As I said earlier, we arrived in the region just as the harvest was beginning. In most of the pictures you see lots of lush green rice fields, however some you will see the brown patches were harvest has begun. Everything from the rice plant is used. Once all of the rice grains have been harvested, much of the grass is stored for future use. They seem to have multiple uses for the grass stalk - such as roofing material. Whatever grass stalk is not needed for future use, is burned in the harvested fields to create fertilizer for next season’s crop. Walking by a couple of fields with smoldering stalks gave the feeling of walking through a movie set with blowing smoke rolling over rice fields.
Late afternoon we arrived at our destination for the night. Our lodging that night was in a home belonging to one of the local families. The house has been turned into a hostel of sorts for visiting hikers. We had a great evening, all of the family we met were extremely friendly, and the food was great! The patriarch of the house was in his early 70's (at 22 he was drafted into the North Vietnamese Army and had to leave his pregnant wife of 19 to head to Laos; it was almost 4 years before was able to return home and see his family again). He ran the place with his wife and eldest son, and it seemed other members would pop in from time to time to visit and assist. With supper we were given a bottle of homemade rice wine to drink, like the drink in the restaurant the local moonshine had some kick. After all the hiking that day we had thought to take it easy on the drink, but we couldn’t go 5 minutes without a family member or our guide coming in to toast us and have a shot. While each member may have had 2-3 shots, our total quickly skyrocketed until the bottle was gone! It may have all been a calculated move as we passed out in bed around 8pm and didn’t stir until morning!
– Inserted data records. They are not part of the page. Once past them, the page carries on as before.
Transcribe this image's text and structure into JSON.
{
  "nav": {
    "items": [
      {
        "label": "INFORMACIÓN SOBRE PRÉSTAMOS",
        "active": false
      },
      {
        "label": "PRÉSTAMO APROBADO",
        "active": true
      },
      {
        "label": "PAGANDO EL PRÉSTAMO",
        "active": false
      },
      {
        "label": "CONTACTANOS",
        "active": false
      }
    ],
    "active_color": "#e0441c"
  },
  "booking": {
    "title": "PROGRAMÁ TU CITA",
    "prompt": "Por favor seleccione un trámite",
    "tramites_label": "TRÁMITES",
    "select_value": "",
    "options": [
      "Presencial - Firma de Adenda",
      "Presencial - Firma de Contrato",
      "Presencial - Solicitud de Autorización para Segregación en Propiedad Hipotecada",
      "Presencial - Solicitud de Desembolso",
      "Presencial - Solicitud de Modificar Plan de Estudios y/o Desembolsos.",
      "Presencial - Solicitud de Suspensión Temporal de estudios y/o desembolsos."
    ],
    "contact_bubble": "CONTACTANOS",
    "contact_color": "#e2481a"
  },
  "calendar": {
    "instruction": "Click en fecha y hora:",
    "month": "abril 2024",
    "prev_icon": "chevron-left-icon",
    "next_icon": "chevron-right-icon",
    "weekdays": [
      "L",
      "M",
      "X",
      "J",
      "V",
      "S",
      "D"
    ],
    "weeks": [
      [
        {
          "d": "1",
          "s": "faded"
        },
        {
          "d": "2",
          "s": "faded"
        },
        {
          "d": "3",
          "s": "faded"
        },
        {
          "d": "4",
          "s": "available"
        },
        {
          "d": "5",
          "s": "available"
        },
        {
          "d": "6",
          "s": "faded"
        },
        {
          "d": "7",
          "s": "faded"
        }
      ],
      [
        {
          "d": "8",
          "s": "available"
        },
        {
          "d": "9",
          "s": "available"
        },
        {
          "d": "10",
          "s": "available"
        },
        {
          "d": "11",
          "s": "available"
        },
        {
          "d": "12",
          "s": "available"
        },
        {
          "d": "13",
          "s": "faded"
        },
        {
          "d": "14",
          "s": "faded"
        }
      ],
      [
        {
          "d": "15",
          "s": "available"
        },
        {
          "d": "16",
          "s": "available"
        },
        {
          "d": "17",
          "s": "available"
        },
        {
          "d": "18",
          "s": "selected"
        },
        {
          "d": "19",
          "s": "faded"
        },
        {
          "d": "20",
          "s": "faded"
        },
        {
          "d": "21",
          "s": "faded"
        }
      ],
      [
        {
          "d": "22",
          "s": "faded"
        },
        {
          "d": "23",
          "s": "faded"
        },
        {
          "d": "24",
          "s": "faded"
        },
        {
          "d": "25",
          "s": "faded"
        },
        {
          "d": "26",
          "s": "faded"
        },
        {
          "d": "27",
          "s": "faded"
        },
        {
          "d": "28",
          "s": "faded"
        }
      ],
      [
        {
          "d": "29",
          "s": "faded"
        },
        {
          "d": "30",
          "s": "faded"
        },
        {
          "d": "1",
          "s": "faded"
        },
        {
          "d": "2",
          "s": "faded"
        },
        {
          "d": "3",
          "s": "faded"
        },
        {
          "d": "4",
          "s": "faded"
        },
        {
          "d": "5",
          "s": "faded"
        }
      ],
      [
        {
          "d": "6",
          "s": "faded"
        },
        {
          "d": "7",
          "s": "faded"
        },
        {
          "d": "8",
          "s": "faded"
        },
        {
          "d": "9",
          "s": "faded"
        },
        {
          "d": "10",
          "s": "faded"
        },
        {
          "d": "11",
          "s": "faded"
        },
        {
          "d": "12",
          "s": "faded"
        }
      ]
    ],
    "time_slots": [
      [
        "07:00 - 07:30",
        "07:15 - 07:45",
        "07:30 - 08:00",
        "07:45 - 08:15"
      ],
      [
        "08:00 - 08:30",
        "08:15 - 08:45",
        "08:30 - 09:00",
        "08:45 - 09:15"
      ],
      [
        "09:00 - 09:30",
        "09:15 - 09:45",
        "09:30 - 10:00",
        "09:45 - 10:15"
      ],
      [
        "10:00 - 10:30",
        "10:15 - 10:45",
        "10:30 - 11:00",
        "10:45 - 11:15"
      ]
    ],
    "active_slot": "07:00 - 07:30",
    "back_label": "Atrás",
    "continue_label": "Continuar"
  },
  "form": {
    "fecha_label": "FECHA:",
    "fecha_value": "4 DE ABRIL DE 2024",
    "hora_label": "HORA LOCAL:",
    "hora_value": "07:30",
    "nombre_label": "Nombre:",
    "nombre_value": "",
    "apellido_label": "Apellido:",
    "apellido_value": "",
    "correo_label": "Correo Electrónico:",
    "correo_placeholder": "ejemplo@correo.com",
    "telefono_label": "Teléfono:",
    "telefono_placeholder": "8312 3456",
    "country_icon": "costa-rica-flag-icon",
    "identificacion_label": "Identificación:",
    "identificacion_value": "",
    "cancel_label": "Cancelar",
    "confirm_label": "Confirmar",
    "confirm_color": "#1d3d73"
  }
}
We continued our hike the next morning, passing further along the valley, taking a trail maybe a quarter of the way up the hill from the valley floor. As we started to depart for the day, the patriarch announced he would walk with us, as our ending point was at a village one of his daughters lived in. Certainly was an eye opening experience, as multiple times Corey and I would have to resort to almost sliding down parts of washed out trail using our hands to help keep us from falling head over heels down the slope, while this elderly fellow would practically hop down without missing a step. I think in one particular stretch, a cautious 5 minute decent by us was accomplished in about 15 seconds by him.
Sorry for the massive bunch of photos at the end, the second day was better for photos, but not much new to share. Going through you will see we past some rocks and water (really a little waterfall area) and saw some more rice fields. I think if you click on these little thumbnails a larger image will pop up, other wise just skip it all to read my kick ass finale (not overselling at all).
Having him along provided another benefit, as we reached our final town we stopped by his daughters house (her family has set up their house in much the same way as he has to allow for tourists to spend the night) and had a nice cup of tea as we unwound from the walk.
Unfortunately this was the end of my Sa Pa experience (aside from a last lunch in town). It was short but great fun, and given the chance I would love to spend more time in the region, walking between the valleys. I know my photos don’t do the area justice, it wasn’t just the stunning colours and views, but the gentle movement of everything from a light breeze, a sea of green just swaying to and fro.
On the road back to Hanoi, we took one quick detour to see the border with China, the bridge is the dividing line (well I guess the river is the divider, the bridge the connector) between the two nations. You can see the large China Duty Free building across the way, apparently the Vietnamese are allowed to cross over for the day without issue, and take advantage of the shopping!